The Greenest City 2020 targets set forth a lofty collection of goals – from carbon neutral construction parameters to clean water and air standards. A recent reconfiguration of the goals manages to downgrade many of the parameters – bringing Vancouver slightly back to the future in 2011.
Still, the city of Vancouver wants to ensure that “every resident lives within a five minute walk of a park, beach, greenway, or other natural space…” as part of the greenest city initiative.
One of the first things I noticed when I arrived in Vancouver was how many park signs popped up around each corner. I pass by at least one walking five minutes in either direction from my apartment – which I consider a very fortunate location.
The two parks I’m referring to in particular, Choklit and Charleston, are used everyday by people that come from all over the demographic spectrum.
Some people sit on benches and watch the water taxi ferry here and there. Others gather with friends, drinking coffee and catching up on all things life.
There are athletes training for dreams, dogs chasing flourescent tennis balls and young parents chasing two-year-olds.
Parks provide people in a city with a place to move and a place to be still, a place to think and a place to forget.

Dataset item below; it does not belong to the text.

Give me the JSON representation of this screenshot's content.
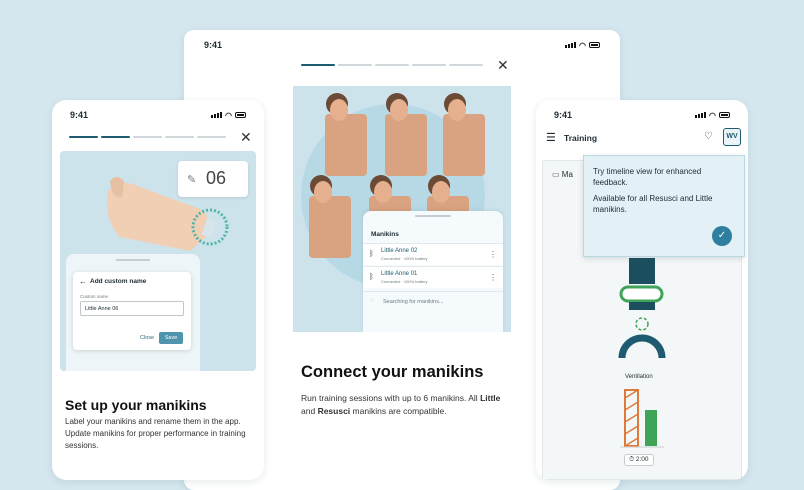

They are a place of refuge and, according to a development organization called the Healing Cities Working Group, they can play an integral part of the human healing process. As the working group’s foundation states in it’s mission:
“Key findings in the literature review reveal that healing involves much more than curing physical ailments. Healing is a multidimensional process facilitated by integrating physical, mental, spiritual, emotional, and social components of a person’s being. Each component affects the others. This awareness changes the relationship between people and their environments because it recognizes that people do not live as isolated islands, but rather are intimately connected to their surroundings and influenced profoundly by a range of factors.”
One of those factors of influence for residents of densely populated cities is proximity and availability of places, like parks, that offer space for the healing process to take hold.